I need to perform a discretized convolution of (complex) matrices and define the following function in Julia:
function convolve(M::Array{Complex{Float64},2}, K::Array{Float64,2}, p::Int) (n,m) = size(M) res = zeros(Complex{Float64},n) for k=1:p for l=1:n res[l] += M[l,k]*K[l,end-p+k] end end return res end
I use it like this:
M=complex(rand(2000,2000)) K=rand(2000,2000) @time convolve(M,K,2000,0)
Now it is relatively fast and surprisingly faster (about 3 times) than the vectorized version, where I replace the inner loop with res += M[:,k].*K[:,end-p+k] . (I think this is due to the large memory allocation for temporary arrays, I can live with it).

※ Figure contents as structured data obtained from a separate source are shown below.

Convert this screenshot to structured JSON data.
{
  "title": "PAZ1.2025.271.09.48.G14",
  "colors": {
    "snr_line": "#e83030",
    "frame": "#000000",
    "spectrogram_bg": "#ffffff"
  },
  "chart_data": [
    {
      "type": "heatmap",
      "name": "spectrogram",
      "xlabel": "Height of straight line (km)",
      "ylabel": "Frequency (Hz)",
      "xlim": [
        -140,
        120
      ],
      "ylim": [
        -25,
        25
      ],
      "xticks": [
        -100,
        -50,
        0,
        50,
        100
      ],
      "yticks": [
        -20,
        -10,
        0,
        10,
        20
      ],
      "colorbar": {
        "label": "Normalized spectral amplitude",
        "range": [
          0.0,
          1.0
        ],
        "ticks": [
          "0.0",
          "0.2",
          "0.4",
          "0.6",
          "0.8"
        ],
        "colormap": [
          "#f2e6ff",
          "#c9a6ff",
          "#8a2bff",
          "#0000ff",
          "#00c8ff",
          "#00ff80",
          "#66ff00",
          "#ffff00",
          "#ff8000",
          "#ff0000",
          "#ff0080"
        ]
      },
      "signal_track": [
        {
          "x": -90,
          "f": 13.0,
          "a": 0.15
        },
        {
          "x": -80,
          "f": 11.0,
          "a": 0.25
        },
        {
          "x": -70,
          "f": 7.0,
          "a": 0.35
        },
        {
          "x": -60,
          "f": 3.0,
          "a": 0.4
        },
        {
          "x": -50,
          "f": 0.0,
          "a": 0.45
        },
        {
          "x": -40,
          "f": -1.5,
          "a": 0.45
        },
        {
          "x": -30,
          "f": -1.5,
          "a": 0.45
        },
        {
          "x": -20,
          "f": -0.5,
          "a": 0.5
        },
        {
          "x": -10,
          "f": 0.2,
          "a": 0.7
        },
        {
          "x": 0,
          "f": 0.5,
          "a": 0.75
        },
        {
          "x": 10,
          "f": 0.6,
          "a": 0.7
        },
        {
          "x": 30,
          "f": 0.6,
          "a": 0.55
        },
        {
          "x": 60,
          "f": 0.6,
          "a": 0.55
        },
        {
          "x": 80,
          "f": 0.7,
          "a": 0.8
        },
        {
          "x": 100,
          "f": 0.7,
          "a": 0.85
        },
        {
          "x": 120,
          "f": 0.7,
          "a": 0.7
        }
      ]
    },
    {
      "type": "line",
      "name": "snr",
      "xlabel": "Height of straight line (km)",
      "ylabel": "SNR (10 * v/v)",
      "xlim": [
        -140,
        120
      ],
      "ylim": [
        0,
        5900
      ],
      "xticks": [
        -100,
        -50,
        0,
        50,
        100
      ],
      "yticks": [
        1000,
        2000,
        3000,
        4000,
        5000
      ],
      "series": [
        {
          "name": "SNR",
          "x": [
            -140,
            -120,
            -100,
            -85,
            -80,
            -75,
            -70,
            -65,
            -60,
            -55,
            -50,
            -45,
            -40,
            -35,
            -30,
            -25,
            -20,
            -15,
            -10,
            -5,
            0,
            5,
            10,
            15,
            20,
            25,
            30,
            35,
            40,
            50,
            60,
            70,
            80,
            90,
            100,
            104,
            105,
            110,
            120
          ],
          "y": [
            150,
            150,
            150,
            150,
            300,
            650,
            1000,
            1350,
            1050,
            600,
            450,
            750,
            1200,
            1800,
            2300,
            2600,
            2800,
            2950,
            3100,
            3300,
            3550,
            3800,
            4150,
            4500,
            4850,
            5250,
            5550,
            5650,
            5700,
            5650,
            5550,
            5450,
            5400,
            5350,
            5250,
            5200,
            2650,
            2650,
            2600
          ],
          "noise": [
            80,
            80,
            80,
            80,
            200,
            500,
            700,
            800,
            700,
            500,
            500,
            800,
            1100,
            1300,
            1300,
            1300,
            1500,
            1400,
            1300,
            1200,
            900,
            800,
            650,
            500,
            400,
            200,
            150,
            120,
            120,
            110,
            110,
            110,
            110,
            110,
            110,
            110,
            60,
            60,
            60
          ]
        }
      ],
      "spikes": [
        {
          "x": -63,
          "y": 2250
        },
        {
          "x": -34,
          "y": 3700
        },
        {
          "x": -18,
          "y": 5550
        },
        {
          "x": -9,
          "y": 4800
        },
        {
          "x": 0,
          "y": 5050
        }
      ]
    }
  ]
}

But the vectorized MATLAB code runs about 5 times faster:
function res = convolve(M, K, p) n = size(M,1); res = zeros(n,1); for k=1:p res = res + M(:,k).*K(:,end-p+k); end end
What am I doing wrong, and how do I get Julia to perform such multiple multiplications as fast as MATLAB? Is this an indexing issue?
Note. I checked with @code_warntype that there is no funny thing with type indecision (no Any or Union , etc.), but the problem can be more subtle. The @code_llvm macro gives an amazingly long output, but I'm not an expert, so it's hard for me to understand what is happening.